French president Emmanuel Macron was in Berlin on Sunday to address the German parliament on the occasion of Germany’s remembrance day, the first French president to address German MPs in 18 years. His speech – in which he, again, called for more European cooperation – was loudly applauded by the politicians, who are not really used to such rousing words in their chamber.
Macron also had a small breakthrough to celebrate: France and Germany have finally come to an agreement on a euro-zone budget, due to launch in 2021 and a Franco-German paper on the subject will be presented to euro-zone finance ministers meeting on Monday.
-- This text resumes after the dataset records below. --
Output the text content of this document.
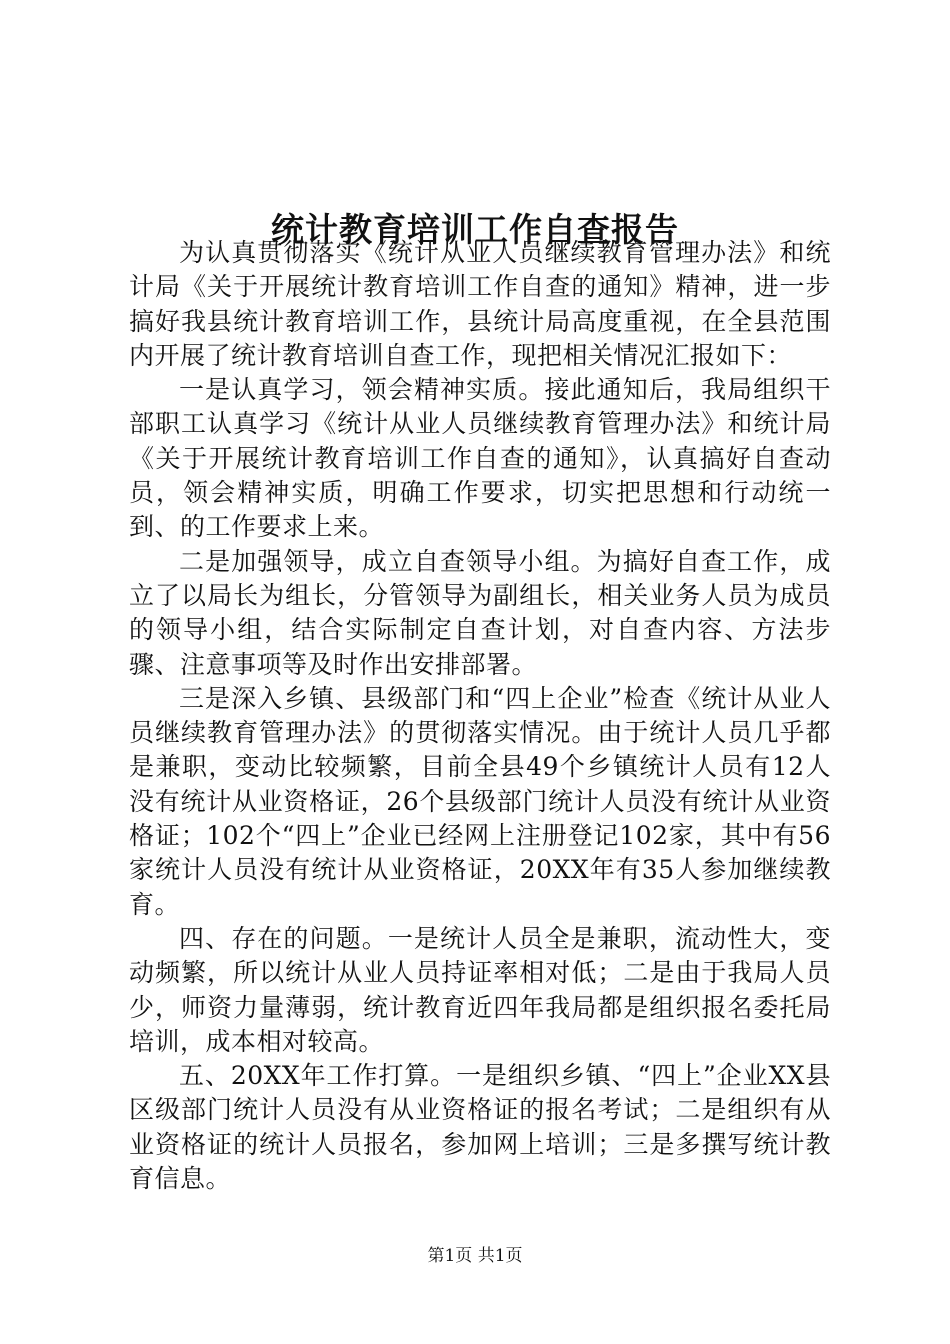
统计教育培训工作自查报告

为认真贯彻落实《统计从业人员继续教育管理办法》和统计局《关于开展统计教育培训工作自查的通知》精神，进一步搞好我县统计教育培训工作，县统计局高度重视，在全县范围内开展了统计教育培训自查工作，现把相关情况汇报如下：

一是认真学习，领会精神实质。接此通知后，我局组织干部职工认真学习《统计从业人员继续教育管理办法》和统计局《关于开展统计教育培训工作自查的通知》，认真搞好自查动员，领会精神实质，明确工作要求，切实把思想和行动统一到、的工作要求上来。

二是加强领导，成立自查领导小组。为搞好自查工作，成立了以局长为组长，分管领导为副组长，相关业务人员为成员的领导小组，结合实际制定自查计划，对自查内容、方法步骤、注意事项等及时作出安排部署。

三是深入乡镇、县级部门和“四上企业”检查《统计从业人员继续教育管理办法》的贯彻落实情况。由于统计人员几乎都是兼职，变动比较频繁，目前全县49个乡镇统计人员有12人没有统计从业资格证，26个县级部门统计人员没有统计从业资格证；102个“四上”企业已经网上注册登记102家，其中有56家统计人员没有统计从业资格证，20XX年有35人参加继续教育。

四、存在的问题。一是统计人员全是兼职，流动性大，变动频繁，所以统计从业人员持证率相对低；二是由于我局人员少，师资力量薄弱，统计教育近四年我局都是组织报名委托局培训，成本相对较高。

五、20XX年工作打算。一是组织乡镇、“四上”企业XX县区级部门统计人员没有从业资格证的报名考试；二是组织有从业资格证的统计人员报名，参加网上培训；三是多撰写统计教育信息。

第1页 共1页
Unfortunately for Macron, the joint paper released by both countries’ finance ministries indicate that his victory is more symbolic than substantial. The two countries agreed in principle to a budget last June, but detailed negotiations saw more conservative German ideas winning out.
Loss of trust
The French and Germans have been negotiating a euro-zone budget for some time, with many sessions going on into the early hours of the morning. Apparently, the French were frustrated with the German foot-dragging and at one stage, French finance minister, Bruno Le Maire, warned about a loss of trust. And the eventual compromise seems to have resulted in little to celebrate.
The original idea – that the euro-zone budget be used to stabilize European countries in crisis – barely gets a mention in the Franco-German paper, notes Lucas Guttenberg, deputy director of the Delors Institute, a German-French think tank focusing on Europe. “The unity was mainly around that central bit of progress. The overall impression is that this [new euro-zone budget] is interchangeable with the EU budget.”
The amount of the budget is yet to be decided. Macron had wanted one that equated with several percentage points of the euro zone’s total GDP, which would have equaled hundreds of billions of euros. But now his finance minister says that somewhere between €20-25 billion is a good enough “starting point”. That equals just 0.2 percent of the combined euro zone’s GDP.
Berlin also succeeded in making the new euro-zone budget part of the broader EU budget. This means the new budget will be subject to the same rules as the broader budget, German finance minister Olaf Scholz explained.
Rather than being used as a stabilizing force in times of crisis, the Franco-German paper now suggests a euro-zone budget be used mainly for investments, to help economically weaker regions and to improve EU competitiveness. Recipient countries would need to obey EU budget rules, which will please fiscally conservative EU members.
German resistance still strong
Although analysts have made noises to the contrary, sources close to the German government believe there is a good chance that all the euro-zone finance ministers will sign off on the new euro-zone budget when they meet on Monday. Final approvals must then be given by national leaders at the next EU summit, shortly before Christmas. And they need to be quick – if not approved, the budget could get stuck in the legislative queue, as Brexit and European parliamentary elections are sure to dominate the first six months of 2019.
Meanwhile some Germans are still arguing that the compromise does not make sense. This includes the economic council of Chancellor Angela Merkel’s Christian Democratic Union, or CDU. There are so many other vehicles for investment, says Wolfgang Steiger, the general secretary of the CDU’s economic council. “Studies indicate that risk sharing would be far better managed by strengthening cooperation between European capital markets, rather than by micromanagement through a centralized budget,” Steiger added.
All this will be something that the new CDU head, who will take Angela Merkel’s place at the top of the ruling party come December, will have to deal with. The current coalition government, featuring the Social Democrats and the CDU, agreed on a euro-zone budget during negotiations to form the government. But many center-right CDU members still regard it with suspicion, reflecting Germany’s generally conservative ways when it comes to what they perceive as funding other European countries with German wealth.
The fight to compromise on a euro-zone budget will go on and the French president continues to push hard for joint action. In his speech at the Bundestag over the weekend, Macron reaffirmed his belief in Franco-German cooperation as the engine of European reform. “What we have in common is much greater than our differences,” he reminded German politicians. Whether that counts when it comes to cold, hard cash is clearly another issue.